Sonntag, 27. August 2017

Neuengamme Hauptprozess (Frühjahr 1946)


Bislang gibt es nur ein britisches Kriegsverbrecherverfahren im Internet (abgesehen von dem Verfahren des Neuengamme-Aussenlagers Schandelah, das jedoch unvollständig im Netz zu finden ist; in einer deutsch-übersetzten Zusammenfassung) - der Belsen-Prozess, der wiederum etwas aus dem Rahmen fällt, da nicht nur das Gericht und Staatsanwaltschaft aus juristischem Armee-Personal bestand, sondern auch die Verteidiger der Angeklagten waren Engländer.

Beim Neuengamme-Prozess war das anders. Die deutschen Kriegsverbrecher wurden von deutschen Rechtsanwälten vertreten. Auf das Endergebnis hatte das keinen Einfluß.

Ein Mitarbeiter der Gedenkstätte Neuengamme meinte einmal, daß das Potential, inbesondere der Konzentrationslagerprozesse, von der Wissenschaft bislang nicht angemessen erkannt worden ist. Und das ist vollkommen richtig. Denn auch in der Literatur gibt es nicht ein Verfahren welches vollständig aufbereitet und zugänglich gemacht wurde.

So ein Projekt ist ziemlich aufwendig. Die Mitschriften der größeren KL-Prozesse sind sehr umfassend, wie auch beim Neuengamme-Hauptprozess. Die Digitalisierung ist nur ein Teil davon; die Überarbeitung des kompletten Textes ist nervenaufreibend. Zudem müssen Namen und Orte identifiziert werden, die im Protokoll meistens falsch geschrieben sind. Und letztendlich muß das Ganze am Ende in ein Layout verpackt werden. Das alles sind jedoch nur einzelne Schritte der Aufbereitung. Was dann vielleicht noch aufwendiger wäre ist die wissenschaftliche Kommentierung dieses Verfahrens.

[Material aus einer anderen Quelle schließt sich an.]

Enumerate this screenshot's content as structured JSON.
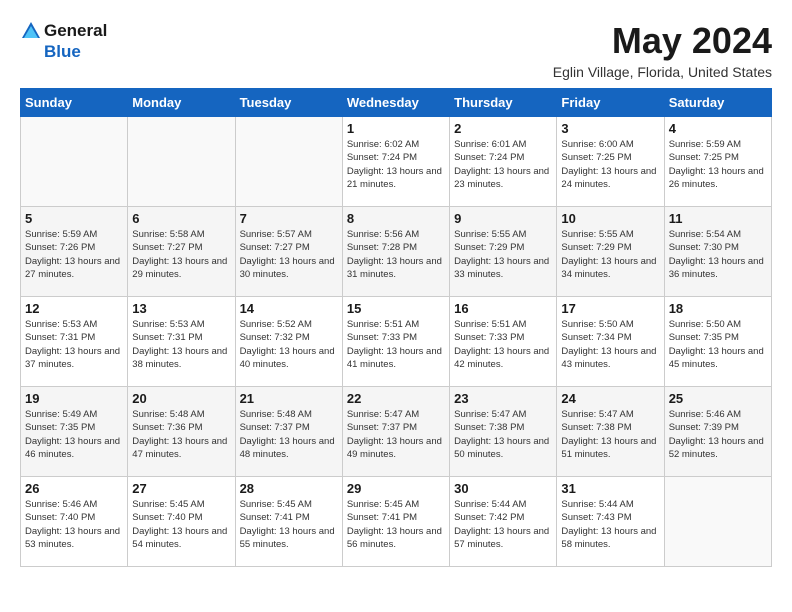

Ich habe eine ganze Reihe von Jahren damit verbracht das Gerichtsprotkoll adäquat aufzubereiten. Die letzte Fassung ist m.E. nahezu fehlerfrei, was den Text angeht. Natürlich liegt mir sehr viel daran, daß dieses aufschlußreiche Gerichtsprotokoll für die Allgemeinheit zugänglich gemacht werden sollte. Und ich glaube daß auch die Wissenschaft eine Publizierung begrüssen würde. Es würde zumindest den Anstoß für die Aufarbeitung weiterer KL-Prozesse liefern.

Originalseite der Prozessmitschrift

Da ich meine Aufbereitung des Neuengamme-Prozesses für druckreif halte, habe ich es Detlef Garbe natürlich angeboten (unentgeltlich). Es ist nur leider so, daß Garbe diesen 1200seitigen Prozess wissenschaftlich kommentieren will. Das ist einerseits nachvollziehbar. Andererseits unrealistisch. Denn wer die Personalzustände in Neuengamme kennt, der weiß auch daß so etwas wahrscheinlich zehn oder mehr Jahre dauern würde. Eine Kommentierung halte ich persönlich nicht für zwingend erforderlich, allein schon wegen des zeitlichen Aufwandes könnte eine ausführliche Einleitung einen ähnlichen Zweck erfüllen.

Digitalisierte Relevanz

Leider scheint die Gedenkstätte Neuengamme kein wirkliches Interesse an einer Veröffentlichung dieses Verfahrens zu haben. Ebensowenig wie die Landesstelle für politische Bildung, die zwar zunächst recht interessiert daran gewesen ist, aber nachdem die Leiterin der Landesstelle mit Garbe gesprochen hat, wurde plötzlich jegliche Kommunikation ohne Begründung eingestellt. Der offensichtliche Grund ist, dass Garbe mal wieder gegen mich gehetzt hat!

Auf diese Art und Weise wird der Neuengamme-Prozess in seiner Komplexität natürlich niemals das Licht der Welt erblicken. Das ist schade und zugleich eine Schande!

Sicherlich könnte ich diese Prozessmitschrift hier zum runterladen anbieten. Aufgrund respektloser Missachtung meiner Arbeit durch die Gedenkstätte Neuengamme ist das leider nicht möglich.